Menurut catatan penulis, beberapa kelompok kepentingan dalam upaya merealisasikan tujuan perjuangannya atau untuk mensosialisasikan ideologinya juga menggunakan wahana komunikasi massa seperti pertunjukan seni, teater dan pembuatan film untuk wahana propagandanya.

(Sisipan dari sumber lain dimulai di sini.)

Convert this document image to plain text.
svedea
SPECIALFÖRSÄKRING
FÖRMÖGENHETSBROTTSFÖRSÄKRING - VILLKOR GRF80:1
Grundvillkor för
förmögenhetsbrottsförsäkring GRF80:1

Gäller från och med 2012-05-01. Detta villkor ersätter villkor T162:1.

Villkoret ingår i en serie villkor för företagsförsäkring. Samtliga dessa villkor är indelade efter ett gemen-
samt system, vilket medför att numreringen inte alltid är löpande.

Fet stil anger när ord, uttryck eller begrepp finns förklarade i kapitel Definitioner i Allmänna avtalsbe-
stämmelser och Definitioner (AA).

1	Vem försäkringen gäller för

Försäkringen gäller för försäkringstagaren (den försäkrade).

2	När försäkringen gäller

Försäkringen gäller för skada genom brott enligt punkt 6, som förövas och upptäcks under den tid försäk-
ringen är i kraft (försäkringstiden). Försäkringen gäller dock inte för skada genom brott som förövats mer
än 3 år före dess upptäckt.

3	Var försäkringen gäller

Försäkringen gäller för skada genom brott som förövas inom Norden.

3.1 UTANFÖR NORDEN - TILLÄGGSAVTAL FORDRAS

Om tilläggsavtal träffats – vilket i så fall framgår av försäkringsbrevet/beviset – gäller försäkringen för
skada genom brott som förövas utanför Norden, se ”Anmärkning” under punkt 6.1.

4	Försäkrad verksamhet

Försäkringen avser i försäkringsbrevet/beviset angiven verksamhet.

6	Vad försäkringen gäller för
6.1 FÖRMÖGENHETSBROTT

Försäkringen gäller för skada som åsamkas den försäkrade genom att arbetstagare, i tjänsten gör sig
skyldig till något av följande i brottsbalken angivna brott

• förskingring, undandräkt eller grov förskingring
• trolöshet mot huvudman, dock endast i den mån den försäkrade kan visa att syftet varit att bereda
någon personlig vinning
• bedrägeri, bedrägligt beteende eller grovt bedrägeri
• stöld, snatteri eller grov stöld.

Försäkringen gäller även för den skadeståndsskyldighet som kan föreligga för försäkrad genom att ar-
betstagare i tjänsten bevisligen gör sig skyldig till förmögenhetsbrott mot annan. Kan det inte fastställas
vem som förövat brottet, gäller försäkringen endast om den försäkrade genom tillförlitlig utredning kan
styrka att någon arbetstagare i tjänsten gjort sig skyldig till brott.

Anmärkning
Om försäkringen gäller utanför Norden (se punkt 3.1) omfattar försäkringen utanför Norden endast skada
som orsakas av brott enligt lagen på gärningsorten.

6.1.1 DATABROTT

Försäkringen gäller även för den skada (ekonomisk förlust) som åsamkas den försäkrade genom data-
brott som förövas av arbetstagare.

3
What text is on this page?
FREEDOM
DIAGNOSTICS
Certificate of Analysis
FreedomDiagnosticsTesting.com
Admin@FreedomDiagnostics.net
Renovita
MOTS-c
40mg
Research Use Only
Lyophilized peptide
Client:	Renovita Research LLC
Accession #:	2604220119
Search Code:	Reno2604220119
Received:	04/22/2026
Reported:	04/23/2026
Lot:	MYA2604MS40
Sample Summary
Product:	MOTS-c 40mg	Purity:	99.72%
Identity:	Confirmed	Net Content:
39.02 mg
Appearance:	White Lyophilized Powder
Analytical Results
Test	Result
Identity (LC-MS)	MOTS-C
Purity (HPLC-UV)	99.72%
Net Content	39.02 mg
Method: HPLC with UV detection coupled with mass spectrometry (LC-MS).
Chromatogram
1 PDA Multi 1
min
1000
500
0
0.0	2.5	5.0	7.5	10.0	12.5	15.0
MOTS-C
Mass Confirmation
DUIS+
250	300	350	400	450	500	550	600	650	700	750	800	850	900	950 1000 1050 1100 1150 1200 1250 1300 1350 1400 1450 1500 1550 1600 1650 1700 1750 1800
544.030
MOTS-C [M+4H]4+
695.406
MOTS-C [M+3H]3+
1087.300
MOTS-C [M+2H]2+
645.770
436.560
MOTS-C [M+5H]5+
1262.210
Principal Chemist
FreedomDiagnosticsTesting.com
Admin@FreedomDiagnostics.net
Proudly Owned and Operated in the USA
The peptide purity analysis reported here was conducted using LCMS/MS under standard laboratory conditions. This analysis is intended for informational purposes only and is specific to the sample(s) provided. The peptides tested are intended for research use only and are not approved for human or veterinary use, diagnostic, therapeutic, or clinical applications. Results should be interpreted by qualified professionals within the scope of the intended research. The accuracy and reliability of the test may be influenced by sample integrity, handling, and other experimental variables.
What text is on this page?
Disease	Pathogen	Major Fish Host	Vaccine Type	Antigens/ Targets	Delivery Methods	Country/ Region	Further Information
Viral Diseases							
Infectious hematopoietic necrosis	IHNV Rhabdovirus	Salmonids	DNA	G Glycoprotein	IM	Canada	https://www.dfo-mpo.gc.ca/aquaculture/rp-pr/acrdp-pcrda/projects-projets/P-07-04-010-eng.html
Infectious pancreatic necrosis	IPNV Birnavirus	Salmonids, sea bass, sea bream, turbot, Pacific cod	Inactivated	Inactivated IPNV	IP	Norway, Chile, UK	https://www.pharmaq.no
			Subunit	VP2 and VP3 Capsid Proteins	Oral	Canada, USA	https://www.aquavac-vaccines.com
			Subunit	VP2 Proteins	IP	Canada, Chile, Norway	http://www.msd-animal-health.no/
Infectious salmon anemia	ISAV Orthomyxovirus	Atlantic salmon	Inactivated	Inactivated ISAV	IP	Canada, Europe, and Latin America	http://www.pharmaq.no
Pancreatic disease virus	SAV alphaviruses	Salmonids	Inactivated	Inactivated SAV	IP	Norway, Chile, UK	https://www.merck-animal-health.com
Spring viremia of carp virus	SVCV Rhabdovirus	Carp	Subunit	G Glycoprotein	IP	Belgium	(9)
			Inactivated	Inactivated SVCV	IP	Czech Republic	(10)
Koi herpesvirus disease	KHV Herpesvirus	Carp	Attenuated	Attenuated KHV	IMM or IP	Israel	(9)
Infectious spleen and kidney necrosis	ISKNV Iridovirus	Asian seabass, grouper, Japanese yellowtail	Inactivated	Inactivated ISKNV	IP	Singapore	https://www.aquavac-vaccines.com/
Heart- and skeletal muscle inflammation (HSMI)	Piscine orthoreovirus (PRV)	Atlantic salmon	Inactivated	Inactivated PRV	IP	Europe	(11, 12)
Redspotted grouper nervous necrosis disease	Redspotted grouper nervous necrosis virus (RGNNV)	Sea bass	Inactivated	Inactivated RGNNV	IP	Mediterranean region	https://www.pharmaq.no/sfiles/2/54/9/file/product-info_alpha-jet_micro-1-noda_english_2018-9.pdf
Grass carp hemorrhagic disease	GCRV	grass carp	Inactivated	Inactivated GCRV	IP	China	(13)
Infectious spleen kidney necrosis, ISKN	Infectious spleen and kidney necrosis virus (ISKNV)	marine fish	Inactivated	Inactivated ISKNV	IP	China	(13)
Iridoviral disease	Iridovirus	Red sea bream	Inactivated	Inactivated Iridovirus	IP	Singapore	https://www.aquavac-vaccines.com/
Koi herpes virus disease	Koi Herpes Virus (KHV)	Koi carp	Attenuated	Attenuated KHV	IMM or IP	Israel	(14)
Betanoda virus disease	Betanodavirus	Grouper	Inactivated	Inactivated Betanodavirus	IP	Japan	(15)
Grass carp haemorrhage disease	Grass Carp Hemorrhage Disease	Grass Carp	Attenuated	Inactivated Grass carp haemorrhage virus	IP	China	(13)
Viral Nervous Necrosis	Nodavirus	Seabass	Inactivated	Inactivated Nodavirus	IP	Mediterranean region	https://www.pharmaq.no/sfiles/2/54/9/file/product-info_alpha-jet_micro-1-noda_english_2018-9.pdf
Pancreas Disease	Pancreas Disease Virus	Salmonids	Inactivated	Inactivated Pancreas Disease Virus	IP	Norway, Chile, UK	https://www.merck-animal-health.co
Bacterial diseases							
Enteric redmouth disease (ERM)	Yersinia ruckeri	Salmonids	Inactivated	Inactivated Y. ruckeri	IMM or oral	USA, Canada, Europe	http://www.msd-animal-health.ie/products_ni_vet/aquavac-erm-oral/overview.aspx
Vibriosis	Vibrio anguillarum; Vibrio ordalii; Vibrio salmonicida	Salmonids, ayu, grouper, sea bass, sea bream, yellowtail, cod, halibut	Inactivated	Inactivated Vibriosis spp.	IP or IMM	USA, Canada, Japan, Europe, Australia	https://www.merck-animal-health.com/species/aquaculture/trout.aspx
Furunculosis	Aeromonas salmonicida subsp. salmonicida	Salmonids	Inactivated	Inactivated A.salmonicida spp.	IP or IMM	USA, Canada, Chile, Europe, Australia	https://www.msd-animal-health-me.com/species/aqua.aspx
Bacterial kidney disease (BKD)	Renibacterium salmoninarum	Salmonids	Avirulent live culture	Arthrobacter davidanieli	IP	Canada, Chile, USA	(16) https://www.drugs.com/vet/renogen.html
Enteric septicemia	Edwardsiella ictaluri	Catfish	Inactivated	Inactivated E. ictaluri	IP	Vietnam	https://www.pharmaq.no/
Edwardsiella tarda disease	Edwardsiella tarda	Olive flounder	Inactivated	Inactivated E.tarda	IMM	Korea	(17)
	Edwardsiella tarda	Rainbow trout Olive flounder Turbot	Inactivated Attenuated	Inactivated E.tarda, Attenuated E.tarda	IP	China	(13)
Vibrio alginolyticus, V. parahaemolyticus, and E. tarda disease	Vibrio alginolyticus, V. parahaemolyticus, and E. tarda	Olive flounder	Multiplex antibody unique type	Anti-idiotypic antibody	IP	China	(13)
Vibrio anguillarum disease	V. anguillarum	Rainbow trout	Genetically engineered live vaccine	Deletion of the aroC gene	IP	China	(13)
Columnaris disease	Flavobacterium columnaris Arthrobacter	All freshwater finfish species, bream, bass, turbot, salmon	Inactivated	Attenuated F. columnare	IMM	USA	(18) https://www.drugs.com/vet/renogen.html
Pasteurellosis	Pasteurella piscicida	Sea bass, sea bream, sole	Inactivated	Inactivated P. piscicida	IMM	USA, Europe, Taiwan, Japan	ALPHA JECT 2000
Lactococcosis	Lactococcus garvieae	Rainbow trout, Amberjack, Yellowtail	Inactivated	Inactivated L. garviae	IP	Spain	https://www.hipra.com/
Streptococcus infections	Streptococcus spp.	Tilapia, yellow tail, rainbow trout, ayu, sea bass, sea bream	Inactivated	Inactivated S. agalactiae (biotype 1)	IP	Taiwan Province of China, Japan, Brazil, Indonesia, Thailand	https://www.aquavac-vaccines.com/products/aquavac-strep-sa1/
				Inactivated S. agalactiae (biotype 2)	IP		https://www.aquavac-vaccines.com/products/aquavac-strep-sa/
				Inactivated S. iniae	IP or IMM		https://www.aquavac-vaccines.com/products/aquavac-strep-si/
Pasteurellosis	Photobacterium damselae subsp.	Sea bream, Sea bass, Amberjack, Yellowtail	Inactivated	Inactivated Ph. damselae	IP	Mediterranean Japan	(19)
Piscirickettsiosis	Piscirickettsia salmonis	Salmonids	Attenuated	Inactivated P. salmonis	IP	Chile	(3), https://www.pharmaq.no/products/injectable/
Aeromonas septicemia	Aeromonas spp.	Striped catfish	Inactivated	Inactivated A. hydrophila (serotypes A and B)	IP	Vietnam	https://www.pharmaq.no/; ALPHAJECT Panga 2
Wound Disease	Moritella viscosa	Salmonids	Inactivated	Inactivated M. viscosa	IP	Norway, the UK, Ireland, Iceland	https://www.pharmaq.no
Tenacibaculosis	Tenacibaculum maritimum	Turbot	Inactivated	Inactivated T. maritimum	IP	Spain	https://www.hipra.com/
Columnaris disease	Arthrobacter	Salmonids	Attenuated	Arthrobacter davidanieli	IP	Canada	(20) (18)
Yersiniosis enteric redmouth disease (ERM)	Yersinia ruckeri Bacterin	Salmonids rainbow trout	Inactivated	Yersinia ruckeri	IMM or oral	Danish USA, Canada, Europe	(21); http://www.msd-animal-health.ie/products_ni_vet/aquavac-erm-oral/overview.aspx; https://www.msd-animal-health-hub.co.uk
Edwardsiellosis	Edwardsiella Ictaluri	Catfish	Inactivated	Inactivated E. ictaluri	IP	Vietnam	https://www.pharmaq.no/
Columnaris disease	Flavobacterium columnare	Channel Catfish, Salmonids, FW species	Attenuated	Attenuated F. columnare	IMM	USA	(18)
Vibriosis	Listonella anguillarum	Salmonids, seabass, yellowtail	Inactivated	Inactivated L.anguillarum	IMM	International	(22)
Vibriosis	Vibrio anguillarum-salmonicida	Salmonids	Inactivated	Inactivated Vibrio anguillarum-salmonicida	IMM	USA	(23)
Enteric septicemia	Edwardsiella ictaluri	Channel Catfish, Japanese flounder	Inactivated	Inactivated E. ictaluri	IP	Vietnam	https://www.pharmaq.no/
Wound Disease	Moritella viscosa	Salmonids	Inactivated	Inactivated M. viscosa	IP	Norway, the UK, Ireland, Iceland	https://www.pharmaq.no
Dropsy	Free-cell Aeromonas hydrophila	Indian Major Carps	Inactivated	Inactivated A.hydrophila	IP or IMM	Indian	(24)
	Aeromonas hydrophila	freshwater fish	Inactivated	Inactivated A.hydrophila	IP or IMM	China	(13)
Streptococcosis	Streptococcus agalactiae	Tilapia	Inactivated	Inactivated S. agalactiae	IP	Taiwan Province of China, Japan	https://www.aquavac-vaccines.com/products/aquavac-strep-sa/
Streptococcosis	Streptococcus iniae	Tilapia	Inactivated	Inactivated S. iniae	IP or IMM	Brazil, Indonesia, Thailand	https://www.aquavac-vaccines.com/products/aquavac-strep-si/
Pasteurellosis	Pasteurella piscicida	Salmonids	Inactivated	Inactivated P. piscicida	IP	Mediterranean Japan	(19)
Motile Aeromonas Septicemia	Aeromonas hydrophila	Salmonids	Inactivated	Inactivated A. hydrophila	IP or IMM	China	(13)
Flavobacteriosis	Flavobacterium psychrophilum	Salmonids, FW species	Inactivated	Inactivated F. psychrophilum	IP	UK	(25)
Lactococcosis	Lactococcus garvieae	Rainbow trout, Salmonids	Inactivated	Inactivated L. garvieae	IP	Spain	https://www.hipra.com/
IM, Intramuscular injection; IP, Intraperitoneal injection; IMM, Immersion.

Sebelumnya, film berjudul “Act of Killing” yang disutradarai Joshua Oppenheimer walaupun mendapatkan nominasi sebagai film dokumenter terbaik pada perebutan Oscar tahun ini, namun akhirnya panitia secara profesional memutuskan film dokumenter yang juga menyoroti soal kekejaman pada tahun 1965/1966 ini tidak pantas memenangkan hadiah Oscar.
Tidak hanya itu saja, sejumlah kelompok kepentingan juga sedang giat mempromosikan atau mensosialisasikan film dokumenter berjudul “Jembatan Bacem” menceritakan tentang 3 orang saksi penghilangan paksa dan 2 orang survivor yang lolos dari upaya penghilangan paksa di atas Jembatan Bacem pada 1965/1966. Film Jembatan Bacem diproduksi oleh Elsam dan Sekber ‘65 Solo menggambarkan sebuah tragedi hilangnya 71 orang hilang dari kamp penahanan Solo Mulyo pada 29 September 1966.
Hanya saja generasi muda saat ini akan sulit mengklarifikasi apakah semua film-film tersebut adalah propaganda kelompok tertentu atau adalah fakta sebenarnya. Inilah pelajaran pentingnya, sejarah harus dituturkan dan ditulis secara jujur dan bebas dari kepentingan apapun juga.